At a House Transportation and Infrastructure Committee hearing, members asked officials from Amtrak, the National Transportation Safety Board, and the Federal Railroad Administration about the decades-old technology officials say could've prevented the May accident, if only it had been implemented before the crash.
That technology, called positive train control, or PTC, is designed to prevent collisions between trains and mitigate speed-induced derailments.
"I still believe the single greatest contribution that my generation of railroaders can make to this industry is to implement PTC as rapidly as possible," said Amtrak President and CEO Joseph Boardman, his voice breaking. "And I promise you that by the end of this year this system, which will dramatically enhance safety, will be complete and operational on the NEC"—the Northeast Corridor, which is the nation's busiest rail line.

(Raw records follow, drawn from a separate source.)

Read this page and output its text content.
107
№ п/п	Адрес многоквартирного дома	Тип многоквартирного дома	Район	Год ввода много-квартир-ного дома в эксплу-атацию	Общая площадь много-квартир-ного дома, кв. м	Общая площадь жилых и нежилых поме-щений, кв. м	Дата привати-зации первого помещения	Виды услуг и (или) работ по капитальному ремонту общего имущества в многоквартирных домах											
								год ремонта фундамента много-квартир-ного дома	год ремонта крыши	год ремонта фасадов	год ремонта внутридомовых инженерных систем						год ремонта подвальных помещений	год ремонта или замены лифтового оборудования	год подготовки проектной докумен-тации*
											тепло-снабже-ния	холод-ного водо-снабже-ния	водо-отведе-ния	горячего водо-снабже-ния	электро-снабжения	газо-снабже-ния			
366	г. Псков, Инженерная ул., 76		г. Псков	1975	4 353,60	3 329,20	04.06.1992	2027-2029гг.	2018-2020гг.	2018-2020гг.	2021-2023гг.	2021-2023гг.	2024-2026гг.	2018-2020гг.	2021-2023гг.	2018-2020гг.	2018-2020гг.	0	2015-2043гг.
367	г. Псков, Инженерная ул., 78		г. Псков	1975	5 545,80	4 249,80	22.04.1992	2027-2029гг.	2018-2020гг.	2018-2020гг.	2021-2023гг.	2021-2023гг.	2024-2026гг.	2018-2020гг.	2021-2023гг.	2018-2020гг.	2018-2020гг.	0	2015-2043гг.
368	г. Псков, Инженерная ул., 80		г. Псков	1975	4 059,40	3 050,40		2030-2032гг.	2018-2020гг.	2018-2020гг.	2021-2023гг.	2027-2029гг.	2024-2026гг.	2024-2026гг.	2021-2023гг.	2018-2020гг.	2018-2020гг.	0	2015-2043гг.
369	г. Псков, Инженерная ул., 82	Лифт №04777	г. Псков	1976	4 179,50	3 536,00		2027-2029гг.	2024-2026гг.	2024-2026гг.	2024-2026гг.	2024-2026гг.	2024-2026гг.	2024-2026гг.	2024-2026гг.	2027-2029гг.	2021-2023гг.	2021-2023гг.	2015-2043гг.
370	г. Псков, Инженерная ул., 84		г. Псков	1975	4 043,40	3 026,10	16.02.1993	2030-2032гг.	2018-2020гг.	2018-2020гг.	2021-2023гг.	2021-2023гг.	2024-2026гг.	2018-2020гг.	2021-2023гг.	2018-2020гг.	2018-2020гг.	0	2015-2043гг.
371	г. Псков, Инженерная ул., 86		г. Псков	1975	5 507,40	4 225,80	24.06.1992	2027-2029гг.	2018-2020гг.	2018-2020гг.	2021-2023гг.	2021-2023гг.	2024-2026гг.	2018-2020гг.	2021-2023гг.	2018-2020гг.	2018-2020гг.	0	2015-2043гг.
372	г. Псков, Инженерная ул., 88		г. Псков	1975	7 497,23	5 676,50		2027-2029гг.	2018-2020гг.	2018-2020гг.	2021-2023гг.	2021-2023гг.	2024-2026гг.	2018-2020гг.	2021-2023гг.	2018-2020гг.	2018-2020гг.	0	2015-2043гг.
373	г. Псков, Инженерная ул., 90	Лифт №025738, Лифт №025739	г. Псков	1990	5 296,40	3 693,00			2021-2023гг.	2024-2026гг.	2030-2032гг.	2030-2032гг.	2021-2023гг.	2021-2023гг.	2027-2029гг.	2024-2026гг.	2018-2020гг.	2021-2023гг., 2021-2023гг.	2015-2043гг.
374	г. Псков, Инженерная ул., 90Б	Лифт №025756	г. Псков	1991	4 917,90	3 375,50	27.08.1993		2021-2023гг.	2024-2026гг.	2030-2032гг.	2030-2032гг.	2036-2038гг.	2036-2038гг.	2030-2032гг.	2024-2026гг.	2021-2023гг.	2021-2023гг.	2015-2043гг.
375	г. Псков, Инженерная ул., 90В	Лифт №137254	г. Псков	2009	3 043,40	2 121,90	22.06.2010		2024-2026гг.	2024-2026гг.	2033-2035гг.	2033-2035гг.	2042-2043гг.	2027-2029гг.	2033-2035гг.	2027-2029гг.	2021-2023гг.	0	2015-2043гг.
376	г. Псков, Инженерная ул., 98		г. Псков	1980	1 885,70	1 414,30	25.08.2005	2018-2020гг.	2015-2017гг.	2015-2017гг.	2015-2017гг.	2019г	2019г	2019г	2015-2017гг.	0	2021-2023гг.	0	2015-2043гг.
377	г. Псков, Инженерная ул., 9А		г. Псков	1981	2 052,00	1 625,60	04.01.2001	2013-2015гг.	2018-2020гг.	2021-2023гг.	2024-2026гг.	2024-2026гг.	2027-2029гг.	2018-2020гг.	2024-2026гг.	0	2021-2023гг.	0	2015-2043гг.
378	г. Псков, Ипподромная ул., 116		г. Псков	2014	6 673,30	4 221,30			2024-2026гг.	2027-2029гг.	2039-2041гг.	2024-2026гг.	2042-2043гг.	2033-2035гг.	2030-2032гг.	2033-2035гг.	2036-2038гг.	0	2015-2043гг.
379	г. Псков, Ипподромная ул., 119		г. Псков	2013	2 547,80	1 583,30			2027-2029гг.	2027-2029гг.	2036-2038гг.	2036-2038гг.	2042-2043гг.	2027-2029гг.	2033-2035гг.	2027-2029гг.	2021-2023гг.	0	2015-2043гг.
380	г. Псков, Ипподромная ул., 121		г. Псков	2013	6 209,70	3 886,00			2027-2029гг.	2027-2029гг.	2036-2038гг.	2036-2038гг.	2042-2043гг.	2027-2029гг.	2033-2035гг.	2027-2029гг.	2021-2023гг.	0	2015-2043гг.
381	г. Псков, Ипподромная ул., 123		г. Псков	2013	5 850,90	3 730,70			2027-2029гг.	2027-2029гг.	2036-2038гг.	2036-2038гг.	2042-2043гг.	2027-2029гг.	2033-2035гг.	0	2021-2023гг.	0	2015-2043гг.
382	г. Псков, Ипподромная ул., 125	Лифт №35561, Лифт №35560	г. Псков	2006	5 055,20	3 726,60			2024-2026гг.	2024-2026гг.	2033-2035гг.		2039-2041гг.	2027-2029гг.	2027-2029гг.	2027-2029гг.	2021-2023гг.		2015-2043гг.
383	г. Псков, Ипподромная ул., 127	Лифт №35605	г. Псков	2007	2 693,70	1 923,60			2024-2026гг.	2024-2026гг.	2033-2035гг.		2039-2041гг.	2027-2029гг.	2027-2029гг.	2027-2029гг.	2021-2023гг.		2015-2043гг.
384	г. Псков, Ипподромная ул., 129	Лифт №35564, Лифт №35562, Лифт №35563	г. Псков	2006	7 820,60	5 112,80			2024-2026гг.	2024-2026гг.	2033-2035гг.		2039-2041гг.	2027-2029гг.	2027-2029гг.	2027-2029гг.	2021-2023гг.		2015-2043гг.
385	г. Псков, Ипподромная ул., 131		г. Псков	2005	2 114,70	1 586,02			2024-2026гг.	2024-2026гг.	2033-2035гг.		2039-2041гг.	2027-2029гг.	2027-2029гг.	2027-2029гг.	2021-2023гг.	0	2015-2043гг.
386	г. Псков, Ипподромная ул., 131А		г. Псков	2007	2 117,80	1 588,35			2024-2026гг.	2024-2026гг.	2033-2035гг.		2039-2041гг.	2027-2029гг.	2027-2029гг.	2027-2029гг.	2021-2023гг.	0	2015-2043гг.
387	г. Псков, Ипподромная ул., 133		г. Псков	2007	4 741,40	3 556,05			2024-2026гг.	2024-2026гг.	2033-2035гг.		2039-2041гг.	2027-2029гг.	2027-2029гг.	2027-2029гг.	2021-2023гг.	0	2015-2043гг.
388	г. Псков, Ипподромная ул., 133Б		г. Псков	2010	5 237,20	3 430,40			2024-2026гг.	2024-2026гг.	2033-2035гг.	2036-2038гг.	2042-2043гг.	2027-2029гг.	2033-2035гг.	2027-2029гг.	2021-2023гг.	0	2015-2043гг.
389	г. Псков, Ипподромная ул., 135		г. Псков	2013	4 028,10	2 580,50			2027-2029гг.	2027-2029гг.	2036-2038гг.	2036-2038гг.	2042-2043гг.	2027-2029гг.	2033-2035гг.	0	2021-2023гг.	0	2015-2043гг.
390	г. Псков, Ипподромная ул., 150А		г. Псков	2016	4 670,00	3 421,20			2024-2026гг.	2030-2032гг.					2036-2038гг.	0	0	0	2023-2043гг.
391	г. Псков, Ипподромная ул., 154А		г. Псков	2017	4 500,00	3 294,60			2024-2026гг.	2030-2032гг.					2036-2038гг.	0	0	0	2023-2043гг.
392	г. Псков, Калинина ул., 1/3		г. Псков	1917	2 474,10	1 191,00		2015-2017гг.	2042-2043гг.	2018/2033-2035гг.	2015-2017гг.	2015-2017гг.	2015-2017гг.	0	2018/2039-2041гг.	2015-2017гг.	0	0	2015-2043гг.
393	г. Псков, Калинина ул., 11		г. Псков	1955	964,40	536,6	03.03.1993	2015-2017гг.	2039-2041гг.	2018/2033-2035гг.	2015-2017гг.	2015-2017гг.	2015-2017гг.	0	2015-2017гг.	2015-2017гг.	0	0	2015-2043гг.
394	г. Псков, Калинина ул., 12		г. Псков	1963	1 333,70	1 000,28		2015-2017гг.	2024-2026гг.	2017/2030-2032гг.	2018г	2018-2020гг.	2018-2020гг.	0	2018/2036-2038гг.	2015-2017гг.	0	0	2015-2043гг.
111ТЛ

Boardman was citing the Dec. 31, 2015 deadline Congress gave several of the nation's rail operators to implement PTC. NTSB Chair Christopher Hart said Tuesday that most won't comply with that deadline—Amtrak is virtually the only railroad that's slated to do so. Sarah Feinberg, acting administrator of the Federal Railroad Administration, cited lack of funding for its insufficient implementation, and said her agency has urged "year after year" for more funding from Congress so that commuter railroads and Amtrak could install it.